September 30, 1990|Charles Johnson | Johnson's latest novel is "Middle Passage." He teaches at the University of Washington.

The summer before Shelby Steele left for Coe College in Cedar Rapids, Iowa, in 1964--the same year the Civil Rights Act was passed--he heard Martin Luther King speak in Chicago. "When you are behind in a footrace," he recalls King saying, "the only way to get ahead is to run faster than the man in front of you. So when your white roommate says he's tired and goes to sleep, you stay up and burn the midnight oil."

Despite the rise of the Black Power movement in the late 1960s, Steele, now an English professor at San Jose University, has held onto the American middle-class ideals of integration and high individual performance. He has expressed this old-fashioned, often maligned vision of America as a rich field of possibilities for all its citizens on ABC-TV's "Nightline," recently on a PBS "Frontline" documentary on Bensonhurst, and now offers it in nine essays in "The Content of Our Character," a brutally honest, remarkably brave and timely book on the psychology of race relations in the post-civil rights era.

Steele puts a provocative spin on our present racial troubles by proposing that integration has itself been a shock to the black psyche, a release from legal bondage that forced African-Americans, "who belong, quite simply, to the most despised race in the human community of races," into the position of put up or shut up--or, in the case of Black Power advocates, to withdraw entirely from competition with whites through a separatism that avoids freedom's most "brutal proposition: If you're not inferior, prove it" through deeds.

Confronted with this challenge, says Steele, blacks fail because "They (use) their race to evade individual responsibility. Their margin of choices scares them, as it does all people."

"I believe we carry an inferiority anxiety that makes the seizing of opportunity more risky for us," he writes, "since setbacks and failures may seem to confirm inferiority. To avoid this risk, we hold to a victim-focused identity that tells us there is less opportunity than there really is.

"Our culture was formed in oppression rather than in freedom . . . . In oppression we were punished for having initiative and thereby conditioned away from it. Also, our victimization itself has been our primary source of power in society . . . and the paradoxical result of relying on their power is that it rewards us for continuing to see ourselves as victims in a racist society."

But if blacks are haunted--even paralyzed--by the myth of inferiority, says Steele, whites are so thoroughly crippled by guilt over an oppression they've benefitted from that they have rushed to programs that give blacks preferential treatment--he is especially critical of affirmative action--and thus even greater dependency on white largess, as a way of atonement and salvaging their sense of innocence.

Does any of this sound like Ronald Reagan, William Bennett, Allan Bloom, Roger Kimball, Thomas Sowell or other "neoconservative" voices? It should, because Steele says, "I believe there was much that Reagan had to offer blacks.
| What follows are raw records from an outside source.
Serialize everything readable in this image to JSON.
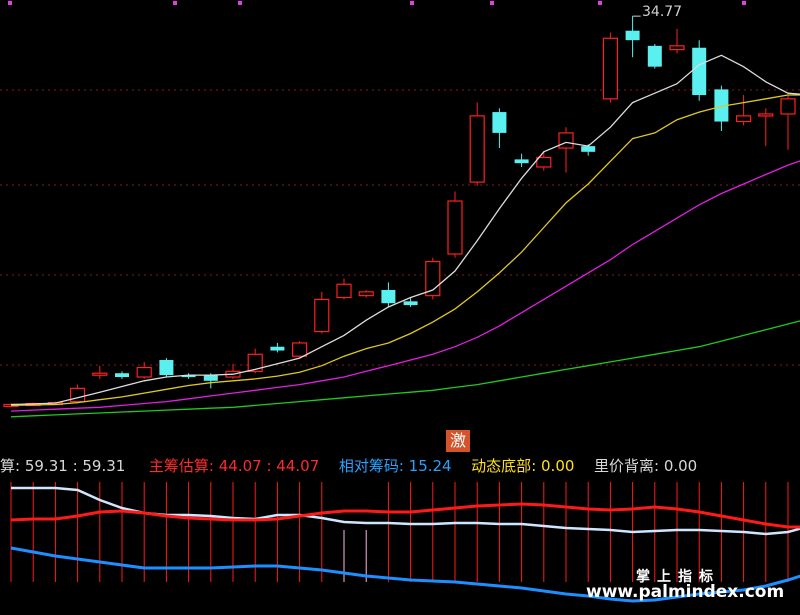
{
  "upper_price_label": "34.77",
  "badge": "激",
  "indicators": [
    {
      "name": "算",
      "sep": ": ",
      "value": "59.31",
      "extra": " : 59.31",
      "color": "#d8d8d8",
      "name_color": "#d8d8d8"
    },
    {
      "name": "主筹估算",
      "sep": ": ",
      "value": "44.07",
      "extra": " : 44.07",
      "color": "#ff2a2a",
      "name_color": "#ff2a2a"
    },
    {
      "name": "相对筹码",
      "sep": ": ",
      "value": "15.24",
      "extra": "",
      "color": "#2aa0ff",
      "name_color": "#2aa0ff"
    },
    {
      "name": "动态底部",
      "sep": ": ",
      "value": "0.00",
      "extra": "",
      "color": "#ffe01a",
      "name_color": "#ffe01a"
    },
    {
      "name": "里价背离",
      "sep": ": ",
      "value": "0.00",
      "extra": "",
      "color": "#d8d8d8",
      "name_color": "#d8d8d8"
    }
  ],
  "watermark": {
    "cn": "掌上指标",
    "url": "www.palmindex.com"
  },
  "colors": {
    "up": "#ff2020",
    "down": "#5bf0f0",
    "ma5": "#dcdcdc",
    "ma10": "#e0c820",
    "ma20": "#e020e0",
    "ma60": "#20c820",
    "grid": "#8b1a1a",
    "lower_white": "#cfe6ff",
    "lower_red": "#ff1a1a",
    "lower_blue": "#1e8fff",
    "pink": "#ffb6e6"
  },
  "chart_data": [
    {
      "type": "candlestick",
      "price_label": "34.77",
      "candles": [
        {
          "o": 14.2,
          "c": 14.25,
          "h": 14.3,
          "l": 14.1,
          "d": "up"
        },
        {
          "o": 14.25,
          "c": 14.3,
          "h": 14.35,
          "l": 14.2,
          "d": "up"
        },
        {
          "o": 14.3,
          "c": 14.35,
          "h": 14.4,
          "l": 14.25,
          "d": "up"
        },
        {
          "o": 14.4,
          "c": 15.1,
          "h": 15.3,
          "l": 14.3,
          "d": "up"
        },
        {
          "o": 15.8,
          "c": 15.9,
          "h": 16.3,
          "l": 15.6,
          "d": "up"
        },
        {
          "o": 15.9,
          "c": 15.7,
          "h": 16.0,
          "l": 15.6,
          "d": "down"
        },
        {
          "o": 15.7,
          "c": 16.2,
          "h": 16.5,
          "l": 15.6,
          "d": "up"
        },
        {
          "o": 16.6,
          "c": 15.8,
          "h": 16.7,
          "l": 15.7,
          "d": "down"
        },
        {
          "o": 15.8,
          "c": 15.7,
          "h": 15.9,
          "l": 15.6,
          "d": "down"
        },
        {
          "o": 15.8,
          "c": 15.5,
          "h": 15.9,
          "l": 15.1,
          "d": "down"
        },
        {
          "o": 15.7,
          "c": 16.0,
          "h": 16.4,
          "l": 15.6,
          "d": "up"
        },
        {
          "o": 16.0,
          "c": 16.9,
          "h": 17.2,
          "l": 15.9,
          "d": "up"
        },
        {
          "o": 17.3,
          "c": 17.1,
          "h": 17.5,
          "l": 17.0,
          "d": "down"
        },
        {
          "o": 16.8,
          "c": 17.5,
          "h": 17.6,
          "l": 16.7,
          "d": "up"
        },
        {
          "o": 18.1,
          "c": 19.8,
          "h": 20.2,
          "l": 18.0,
          "d": "up"
        },
        {
          "o": 19.9,
          "c": 20.6,
          "h": 20.9,
          "l": 19.8,
          "d": "up"
        },
        {
          "o": 20.0,
          "c": 20.2,
          "h": 20.3,
          "l": 19.9,
          "d": "up"
        },
        {
          "o": 20.3,
          "c": 19.6,
          "h": 20.7,
          "l": 19.4,
          "d": "down"
        },
        {
          "o": 19.7,
          "c": 19.5,
          "h": 19.9,
          "l": 19.4,
          "d": "down"
        },
        {
          "o": 20.0,
          "c": 21.8,
          "h": 22.0,
          "l": 19.8,
          "d": "up"
        },
        {
          "o": 22.2,
          "c": 25.0,
          "h": 25.5,
          "l": 22.0,
          "d": "up"
        },
        {
          "o": 26.0,
          "c": 29.5,
          "h": 30.2,
          "l": 25.8,
          "d": "up"
        },
        {
          "o": 29.7,
          "c": 28.6,
          "h": 29.9,
          "l": 27.8,
          "d": "down"
        },
        {
          "o": 27.2,
          "c": 27.0,
          "h": 27.5,
          "l": 26.8,
          "d": "down"
        },
        {
          "o": 26.8,
          "c": 27.3,
          "h": 27.6,
          "l": 26.6,
          "d": "up"
        },
        {
          "o": 27.8,
          "c": 28.6,
          "h": 28.9,
          "l": 26.5,
          "d": "up"
        },
        {
          "o": 27.9,
          "c": 27.6,
          "h": 28.0,
          "l": 27.4,
          "d": "down"
        },
        {
          "o": 30.4,
          "c": 33.6,
          "h": 33.9,
          "l": 30.2,
          "d": "up"
        },
        {
          "o": 34.0,
          "c": 33.5,
          "h": 34.77,
          "l": 32.6,
          "d": "down"
        },
        {
          "o": 33.2,
          "c": 32.1,
          "h": 33.3,
          "l": 32.0,
          "d": "down"
        },
        {
          "o": 33.0,
          "c": 33.2,
          "h": 34.1,
          "l": 32.8,
          "d": "up"
        },
        {
          "o": 33.1,
          "c": 30.6,
          "h": 33.5,
          "l": 30.3,
          "d": "down"
        },
        {
          "o": 30.9,
          "c": 29.2,
          "h": 31.1,
          "l": 28.7,
          "d": "down"
        },
        {
          "o": 29.2,
          "c": 29.5,
          "h": 30.6,
          "l": 29.0,
          "d": "up"
        },
        {
          "o": 29.6,
          "c": 29.6,
          "h": 29.9,
          "l": 27.9,
          "d": "up"
        },
        {
          "o": 29.6,
          "c": 30.4,
          "h": 30.6,
          "l": 27.7,
          "d": "up"
        },
        {
          "o": 30.2,
          "c": 29.3,
          "h": 31.0,
          "l": 29.0,
          "d": "down"
        }
      ],
      "ma5": [
        14.25,
        14.28,
        14.32,
        14.6,
        14.9,
        15.2,
        15.5,
        15.7,
        15.8,
        15.8,
        15.85,
        16.1,
        16.4,
        16.7,
        17.3,
        17.9,
        18.7,
        19.4,
        19.9,
        20.3,
        21.3,
        22.9,
        24.6,
        26.2,
        27.6,
        28.1,
        27.9,
        28.9,
        30.2,
        30.7,
        31.2,
        32.2,
        32.7,
        32.1,
        31.3,
        30.7,
        30.6
      ],
      "ma10": [
        14.2,
        14.22,
        14.25,
        14.35,
        14.5,
        14.65,
        14.85,
        15.05,
        15.25,
        15.4,
        15.5,
        15.6,
        15.75,
        15.95,
        16.3,
        16.8,
        17.2,
        17.5,
        18.0,
        18.6,
        19.3,
        20.2,
        21.2,
        22.3,
        23.6,
        24.9,
        25.9,
        27.1,
        28.3,
        28.6,
        29.3,
        29.7,
        30.0,
        30.2,
        30.4,
        30.6,
        30.6
      ],
      "ma20": [
        13.9,
        13.95,
        14.0,
        14.05,
        14.1,
        14.2,
        14.3,
        14.4,
        14.55,
        14.7,
        14.85,
        15.0,
        15.15,
        15.3,
        15.5,
        15.7,
        16.0,
        16.3,
        16.6,
        16.9,
        17.3,
        17.8,
        18.4,
        19.1,
        19.8,
        20.5,
        21.2,
        21.9,
        22.7,
        23.4,
        24.1,
        24.8,
        25.4,
        25.9,
        26.4,
        26.9,
        27.3
      ],
      "ma60": [
        13.6,
        13.65,
        13.7,
        13.75,
        13.8,
        13.85,
        13.9,
        13.95,
        14.0,
        14.05,
        14.1,
        14.2,
        14.3,
        14.4,
        14.5,
        14.6,
        14.7,
        14.8,
        14.9,
        15.0,
        15.15,
        15.3,
        15.5,
        15.7,
        15.9,
        16.1,
        16.3,
        16.5,
        16.7,
        16.9,
        17.1,
        17.3,
        17.6,
        17.9,
        18.2,
        18.5,
        18.8
      ]
    },
    {
      "type": "line",
      "series": [
        {
          "name": "算",
          "values": [
            59.31
          ]
        },
        {
          "name": "主筹估算",
          "values": [
            44.07
          ]
        },
        {
          "name": "相对筹码",
          "values": [
            15.24
          ]
        },
        {
          "name": "动态底部",
          "values": [
            0.0
          ]
        },
        {
          "name": "里价背离",
          "values": [
            0.0
          ]
        }
      ]
    }
  ]
}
His emphasis on traditional American values--individual initiative, self-sufficiency, strong families--offered what I think is the most enduring solution to the demoralization and poverty that continue to widen the gap between blacks and whites in America."

Yet we must also admit that his position is identical to that of Roy Wilkins, Clarence Mitchell Jr. and those tireless workers of the NAACP who for half a century believed, like Steele, that "what is needed now is a new spirit of pragmatism in racial matters where blacks are seen simply as American citizens who deserve complete fairness and in some cases developmental assistance, but in no case special entitlements based on color."

Throughout these essays, which originally appeared in Harper's, Commentary and The American Scholar, Steele asks us to examine recent events in our racial history in light of the original spirit of the civil rights movement. He brings clarity to our discussion on why racism has erupted on American campuses, why many Asians have succeeded in the mainstream while some blacks have made slower progress, why the name African-American may not be the best for people of color, and why non-acceptance of the black nationalist "party-line" can lead, for some blacks, to their virtually expulsion from the black community in today's climate, where "taking responsibility for bettering ourselves feels like a surrender to white power."